Those considering purchasing a hybrid car may be a little concerned about what’s under the hood. Hybrid cars have battery-powered motors. Since a battery-powered motor is not something that typically comes to mind when people think about what’s under the hood of a car, it’s a good idea to get a good understanding of the hybrid-car battery-pack. Below are a few facts about it.
Battery packs in hybrid cars do not need to be replaced
Made to last over the lifetime of the vehicle, a hybrid car’s warranty covers the battery for a time period that lasts between eight and ten years. In terms of mileage, a battery pack is expected to last between 150, 000 and 200,000 miles, and it probably lasts longer than that.
Battery toxicity is a concern, but not a major concern
Hybrid cars use NiMH batteries, not the rechargeable nickel cadmium. Nickel cadmium batteries are usually detrimental to the environment, but the NiMH batteries that are used in hybrid cars are fully recyclable.
Hybrid batteries contain hundreds of cells
Hundreds of cells means that hybrid cars have a lot of complexity going on underneath their hoods, and complexity does usually mean expensive, but with the generous warranty car manufacturers are giving on these cars, there is little involved in purchasing a hybrid.

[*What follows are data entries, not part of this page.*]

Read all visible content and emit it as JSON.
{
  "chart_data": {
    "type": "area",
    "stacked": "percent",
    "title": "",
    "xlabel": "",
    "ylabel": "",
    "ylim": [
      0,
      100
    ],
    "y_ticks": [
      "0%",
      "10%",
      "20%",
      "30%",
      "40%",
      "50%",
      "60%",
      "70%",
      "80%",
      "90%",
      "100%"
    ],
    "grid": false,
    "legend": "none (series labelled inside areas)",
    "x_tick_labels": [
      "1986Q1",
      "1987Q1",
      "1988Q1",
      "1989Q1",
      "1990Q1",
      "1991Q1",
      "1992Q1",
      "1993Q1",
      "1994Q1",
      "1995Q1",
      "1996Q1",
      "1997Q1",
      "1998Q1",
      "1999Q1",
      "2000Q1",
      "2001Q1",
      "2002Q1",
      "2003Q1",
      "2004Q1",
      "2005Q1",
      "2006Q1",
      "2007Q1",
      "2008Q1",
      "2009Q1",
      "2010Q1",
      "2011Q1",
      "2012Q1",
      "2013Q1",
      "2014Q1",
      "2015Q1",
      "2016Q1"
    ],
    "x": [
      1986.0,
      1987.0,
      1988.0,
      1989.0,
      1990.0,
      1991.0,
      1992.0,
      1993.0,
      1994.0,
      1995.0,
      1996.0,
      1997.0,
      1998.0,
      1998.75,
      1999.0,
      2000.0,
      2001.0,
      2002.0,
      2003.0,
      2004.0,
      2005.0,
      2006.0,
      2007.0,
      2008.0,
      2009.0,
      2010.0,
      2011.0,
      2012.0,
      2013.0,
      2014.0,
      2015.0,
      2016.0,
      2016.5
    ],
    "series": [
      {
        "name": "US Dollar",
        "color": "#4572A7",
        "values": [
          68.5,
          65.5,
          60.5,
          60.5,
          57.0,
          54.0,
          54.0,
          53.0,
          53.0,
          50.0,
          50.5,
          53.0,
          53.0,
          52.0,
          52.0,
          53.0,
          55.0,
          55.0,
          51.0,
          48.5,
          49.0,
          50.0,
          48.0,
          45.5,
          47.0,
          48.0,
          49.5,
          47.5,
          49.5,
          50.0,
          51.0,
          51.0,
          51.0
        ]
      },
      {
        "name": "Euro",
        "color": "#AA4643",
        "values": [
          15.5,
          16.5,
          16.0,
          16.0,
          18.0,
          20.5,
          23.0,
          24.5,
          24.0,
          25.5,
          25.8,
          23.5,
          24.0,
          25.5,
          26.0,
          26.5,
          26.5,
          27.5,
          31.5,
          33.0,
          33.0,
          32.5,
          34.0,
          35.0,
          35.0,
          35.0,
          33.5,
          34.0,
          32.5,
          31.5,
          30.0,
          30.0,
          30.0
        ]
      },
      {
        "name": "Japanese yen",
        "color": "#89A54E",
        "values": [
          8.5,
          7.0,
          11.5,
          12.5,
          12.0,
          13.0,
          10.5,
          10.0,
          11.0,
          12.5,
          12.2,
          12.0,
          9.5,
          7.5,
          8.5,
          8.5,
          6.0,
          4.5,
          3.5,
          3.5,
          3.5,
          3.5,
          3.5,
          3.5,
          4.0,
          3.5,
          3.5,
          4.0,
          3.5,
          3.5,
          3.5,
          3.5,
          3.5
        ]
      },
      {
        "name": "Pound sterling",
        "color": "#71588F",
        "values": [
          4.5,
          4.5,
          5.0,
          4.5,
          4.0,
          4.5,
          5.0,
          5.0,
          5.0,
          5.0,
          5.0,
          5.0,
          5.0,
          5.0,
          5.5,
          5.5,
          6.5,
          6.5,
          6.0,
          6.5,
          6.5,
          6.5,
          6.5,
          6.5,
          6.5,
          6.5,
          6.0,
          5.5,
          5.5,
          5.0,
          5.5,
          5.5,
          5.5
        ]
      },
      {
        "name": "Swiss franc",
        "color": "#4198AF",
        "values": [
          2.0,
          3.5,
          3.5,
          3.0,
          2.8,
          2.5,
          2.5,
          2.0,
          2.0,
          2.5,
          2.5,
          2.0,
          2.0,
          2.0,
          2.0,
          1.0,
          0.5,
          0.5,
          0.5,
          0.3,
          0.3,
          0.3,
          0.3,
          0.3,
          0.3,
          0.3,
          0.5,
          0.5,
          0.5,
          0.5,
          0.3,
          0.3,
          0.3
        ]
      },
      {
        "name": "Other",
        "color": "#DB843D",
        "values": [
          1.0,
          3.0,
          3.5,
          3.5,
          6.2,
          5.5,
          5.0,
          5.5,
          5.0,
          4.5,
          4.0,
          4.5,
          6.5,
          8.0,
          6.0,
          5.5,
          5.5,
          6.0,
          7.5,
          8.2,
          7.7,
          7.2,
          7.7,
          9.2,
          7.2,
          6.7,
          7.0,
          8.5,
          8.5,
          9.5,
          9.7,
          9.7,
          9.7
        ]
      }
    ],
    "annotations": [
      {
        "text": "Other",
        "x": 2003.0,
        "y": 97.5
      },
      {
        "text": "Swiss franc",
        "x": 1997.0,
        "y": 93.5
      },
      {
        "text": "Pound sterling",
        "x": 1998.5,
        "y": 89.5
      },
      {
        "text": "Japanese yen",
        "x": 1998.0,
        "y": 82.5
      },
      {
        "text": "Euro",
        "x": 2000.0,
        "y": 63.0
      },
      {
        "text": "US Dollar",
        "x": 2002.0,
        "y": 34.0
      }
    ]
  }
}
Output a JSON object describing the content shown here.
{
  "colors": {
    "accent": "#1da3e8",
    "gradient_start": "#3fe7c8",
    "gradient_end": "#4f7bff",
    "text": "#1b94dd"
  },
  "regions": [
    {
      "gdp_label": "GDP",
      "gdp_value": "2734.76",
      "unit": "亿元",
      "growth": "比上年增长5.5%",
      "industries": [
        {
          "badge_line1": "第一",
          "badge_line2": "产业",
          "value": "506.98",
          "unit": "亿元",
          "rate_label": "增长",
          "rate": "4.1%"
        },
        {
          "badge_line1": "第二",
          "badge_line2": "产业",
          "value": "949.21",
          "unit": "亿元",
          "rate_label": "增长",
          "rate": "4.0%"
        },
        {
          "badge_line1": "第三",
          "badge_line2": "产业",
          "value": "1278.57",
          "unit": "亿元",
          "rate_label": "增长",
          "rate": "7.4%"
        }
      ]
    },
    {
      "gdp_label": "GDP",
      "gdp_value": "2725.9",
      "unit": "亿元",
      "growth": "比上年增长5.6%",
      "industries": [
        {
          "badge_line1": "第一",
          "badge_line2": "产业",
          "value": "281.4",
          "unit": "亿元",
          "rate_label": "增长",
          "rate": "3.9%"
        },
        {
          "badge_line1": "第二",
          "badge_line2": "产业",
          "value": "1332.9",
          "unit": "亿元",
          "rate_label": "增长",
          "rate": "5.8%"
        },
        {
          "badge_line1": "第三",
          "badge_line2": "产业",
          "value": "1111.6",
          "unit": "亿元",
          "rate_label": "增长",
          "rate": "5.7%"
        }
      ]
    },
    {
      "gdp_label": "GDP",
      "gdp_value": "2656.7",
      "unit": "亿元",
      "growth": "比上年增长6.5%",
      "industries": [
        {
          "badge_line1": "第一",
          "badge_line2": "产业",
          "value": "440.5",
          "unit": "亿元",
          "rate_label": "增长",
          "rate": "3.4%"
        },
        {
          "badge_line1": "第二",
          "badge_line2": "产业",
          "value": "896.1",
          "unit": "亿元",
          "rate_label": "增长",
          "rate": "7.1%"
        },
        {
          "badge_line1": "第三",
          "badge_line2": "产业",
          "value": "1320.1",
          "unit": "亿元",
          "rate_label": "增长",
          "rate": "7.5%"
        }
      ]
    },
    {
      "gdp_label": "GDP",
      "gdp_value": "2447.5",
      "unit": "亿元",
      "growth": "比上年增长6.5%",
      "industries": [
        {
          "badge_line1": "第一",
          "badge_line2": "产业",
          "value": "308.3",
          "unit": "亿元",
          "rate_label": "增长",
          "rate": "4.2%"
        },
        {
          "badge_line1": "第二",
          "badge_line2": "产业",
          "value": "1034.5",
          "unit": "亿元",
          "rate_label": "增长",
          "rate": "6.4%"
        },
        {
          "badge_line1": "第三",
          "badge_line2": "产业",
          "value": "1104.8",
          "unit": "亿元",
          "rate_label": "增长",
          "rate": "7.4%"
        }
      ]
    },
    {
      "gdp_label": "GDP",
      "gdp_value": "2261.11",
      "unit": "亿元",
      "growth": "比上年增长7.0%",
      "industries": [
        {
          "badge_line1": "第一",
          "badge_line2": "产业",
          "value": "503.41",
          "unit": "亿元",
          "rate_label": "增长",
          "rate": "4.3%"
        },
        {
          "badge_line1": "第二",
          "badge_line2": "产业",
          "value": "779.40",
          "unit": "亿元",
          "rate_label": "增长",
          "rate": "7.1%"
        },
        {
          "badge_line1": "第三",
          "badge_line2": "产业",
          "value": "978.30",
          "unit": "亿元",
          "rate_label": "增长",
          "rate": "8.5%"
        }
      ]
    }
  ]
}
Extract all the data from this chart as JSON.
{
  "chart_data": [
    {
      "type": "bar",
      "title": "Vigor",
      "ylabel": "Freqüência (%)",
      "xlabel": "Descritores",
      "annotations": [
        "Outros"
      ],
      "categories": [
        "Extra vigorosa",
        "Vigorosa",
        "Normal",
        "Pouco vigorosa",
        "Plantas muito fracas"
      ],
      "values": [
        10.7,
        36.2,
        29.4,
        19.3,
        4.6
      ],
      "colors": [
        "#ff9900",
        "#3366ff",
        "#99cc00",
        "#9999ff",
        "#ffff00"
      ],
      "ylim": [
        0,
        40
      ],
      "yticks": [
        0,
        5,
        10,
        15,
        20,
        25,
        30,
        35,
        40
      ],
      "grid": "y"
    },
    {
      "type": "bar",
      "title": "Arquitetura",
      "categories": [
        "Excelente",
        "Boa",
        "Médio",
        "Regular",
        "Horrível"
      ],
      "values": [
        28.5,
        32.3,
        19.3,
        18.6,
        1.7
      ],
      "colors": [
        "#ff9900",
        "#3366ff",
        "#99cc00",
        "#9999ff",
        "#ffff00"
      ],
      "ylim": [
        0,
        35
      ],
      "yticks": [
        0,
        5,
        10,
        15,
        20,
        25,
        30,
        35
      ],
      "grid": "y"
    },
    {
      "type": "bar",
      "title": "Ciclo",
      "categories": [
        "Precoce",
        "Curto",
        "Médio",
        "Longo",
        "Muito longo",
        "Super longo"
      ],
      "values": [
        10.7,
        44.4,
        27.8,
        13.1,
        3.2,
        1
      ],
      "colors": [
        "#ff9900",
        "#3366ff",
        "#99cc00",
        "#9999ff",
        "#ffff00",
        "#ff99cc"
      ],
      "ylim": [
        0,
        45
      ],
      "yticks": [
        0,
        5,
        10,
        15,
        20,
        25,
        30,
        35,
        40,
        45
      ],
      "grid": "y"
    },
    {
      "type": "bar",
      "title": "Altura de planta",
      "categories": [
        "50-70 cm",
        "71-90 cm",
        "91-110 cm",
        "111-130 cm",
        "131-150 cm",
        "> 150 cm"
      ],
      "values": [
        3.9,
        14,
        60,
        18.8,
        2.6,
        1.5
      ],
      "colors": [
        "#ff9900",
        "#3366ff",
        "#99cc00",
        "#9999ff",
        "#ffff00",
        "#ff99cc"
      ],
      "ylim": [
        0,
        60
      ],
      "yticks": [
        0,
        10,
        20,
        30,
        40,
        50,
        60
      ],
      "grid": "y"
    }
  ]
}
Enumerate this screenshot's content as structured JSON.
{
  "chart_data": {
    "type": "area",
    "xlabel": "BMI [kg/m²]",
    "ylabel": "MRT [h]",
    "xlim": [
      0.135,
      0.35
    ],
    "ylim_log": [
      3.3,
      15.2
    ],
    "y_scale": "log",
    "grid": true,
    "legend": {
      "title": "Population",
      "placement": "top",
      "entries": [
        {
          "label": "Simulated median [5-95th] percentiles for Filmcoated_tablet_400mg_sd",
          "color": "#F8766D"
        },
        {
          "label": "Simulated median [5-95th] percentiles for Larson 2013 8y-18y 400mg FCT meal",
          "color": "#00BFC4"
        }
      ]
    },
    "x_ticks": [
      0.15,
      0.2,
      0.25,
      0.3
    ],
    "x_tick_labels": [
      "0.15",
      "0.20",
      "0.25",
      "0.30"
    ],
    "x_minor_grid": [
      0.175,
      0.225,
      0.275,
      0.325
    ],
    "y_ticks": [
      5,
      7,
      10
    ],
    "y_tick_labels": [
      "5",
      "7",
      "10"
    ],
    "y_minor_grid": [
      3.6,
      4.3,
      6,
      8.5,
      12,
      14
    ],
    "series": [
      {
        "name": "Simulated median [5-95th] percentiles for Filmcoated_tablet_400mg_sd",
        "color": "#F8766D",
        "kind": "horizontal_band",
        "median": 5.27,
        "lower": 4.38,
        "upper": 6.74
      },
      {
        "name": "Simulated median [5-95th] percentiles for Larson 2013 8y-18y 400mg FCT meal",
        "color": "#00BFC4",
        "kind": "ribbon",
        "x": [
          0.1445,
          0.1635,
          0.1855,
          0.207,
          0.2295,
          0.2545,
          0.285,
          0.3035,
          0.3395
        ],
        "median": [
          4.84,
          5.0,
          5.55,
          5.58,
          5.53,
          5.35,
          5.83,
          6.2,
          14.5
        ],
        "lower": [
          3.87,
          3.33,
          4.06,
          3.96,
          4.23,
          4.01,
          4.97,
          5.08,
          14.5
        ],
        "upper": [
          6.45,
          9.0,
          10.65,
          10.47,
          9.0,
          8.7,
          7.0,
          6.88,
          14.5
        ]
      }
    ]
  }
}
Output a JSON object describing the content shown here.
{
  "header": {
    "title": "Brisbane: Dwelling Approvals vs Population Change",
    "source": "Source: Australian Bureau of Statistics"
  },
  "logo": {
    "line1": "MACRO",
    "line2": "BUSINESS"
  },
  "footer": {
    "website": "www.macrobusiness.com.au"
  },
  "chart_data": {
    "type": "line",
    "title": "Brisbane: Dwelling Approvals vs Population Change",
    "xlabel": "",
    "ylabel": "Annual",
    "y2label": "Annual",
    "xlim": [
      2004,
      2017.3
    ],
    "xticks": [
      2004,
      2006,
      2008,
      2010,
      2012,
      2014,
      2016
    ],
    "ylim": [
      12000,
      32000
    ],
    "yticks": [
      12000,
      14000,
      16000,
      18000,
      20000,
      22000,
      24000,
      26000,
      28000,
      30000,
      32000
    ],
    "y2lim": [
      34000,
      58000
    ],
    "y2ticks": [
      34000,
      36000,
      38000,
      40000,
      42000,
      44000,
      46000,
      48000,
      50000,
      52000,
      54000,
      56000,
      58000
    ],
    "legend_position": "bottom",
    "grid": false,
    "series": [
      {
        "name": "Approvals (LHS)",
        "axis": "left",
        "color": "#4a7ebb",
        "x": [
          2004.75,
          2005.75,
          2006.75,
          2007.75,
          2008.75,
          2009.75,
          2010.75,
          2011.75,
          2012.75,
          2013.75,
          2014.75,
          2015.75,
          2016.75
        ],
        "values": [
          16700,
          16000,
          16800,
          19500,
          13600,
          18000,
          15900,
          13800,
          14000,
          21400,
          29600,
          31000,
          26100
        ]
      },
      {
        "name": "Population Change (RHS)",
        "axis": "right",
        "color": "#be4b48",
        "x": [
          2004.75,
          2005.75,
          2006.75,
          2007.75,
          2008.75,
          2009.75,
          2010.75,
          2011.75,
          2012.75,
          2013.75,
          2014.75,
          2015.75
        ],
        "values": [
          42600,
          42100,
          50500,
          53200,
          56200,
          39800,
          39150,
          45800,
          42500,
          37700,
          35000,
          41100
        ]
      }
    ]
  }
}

The numbers of battery failures in hybrids have been really low
When I say low, I mean really low. If failure happens, it’s probably before the cars even get off the lot. Toyota has even said that some of its original Prius models have packs that have gone over 300,000 miles.
The cost of replacing hybrid batteries isn’t even an issue
It isn’t an issue because the battery packs in hybrid cars are built to last. The Department of Energy looked into hybrid vehicles, but stopped its test when the capacity was “just like new” after 160,000 miles. So no one really seems to know for sure what it costs to replace the battery pack in a hybrid car.
The battery packs in hybrid cars are evolving
If we look further into the future, the next generation of hybrid batteries is in the works. The goal: To discover a technology that gives lots of power, lasts for the hybrid car’s lifetime, and costs less to make.
If the battery pack in your hybrid car does run out, there is a solution
Toyota has put out some advice on what to do if your hybrid battery should run out after the warranty has ended. The advice is to recondition the battery. The solution works well because if something goes wrong, the problem lies within only one of the 28 modules that the battery is made up of. So if you simply replace the problematic module with one that matches the chemistry of the other 27 modules, your hybrid car’s battery should be in good shape. You can find a match by getting a battery pack from another car that has a similar mileage and age.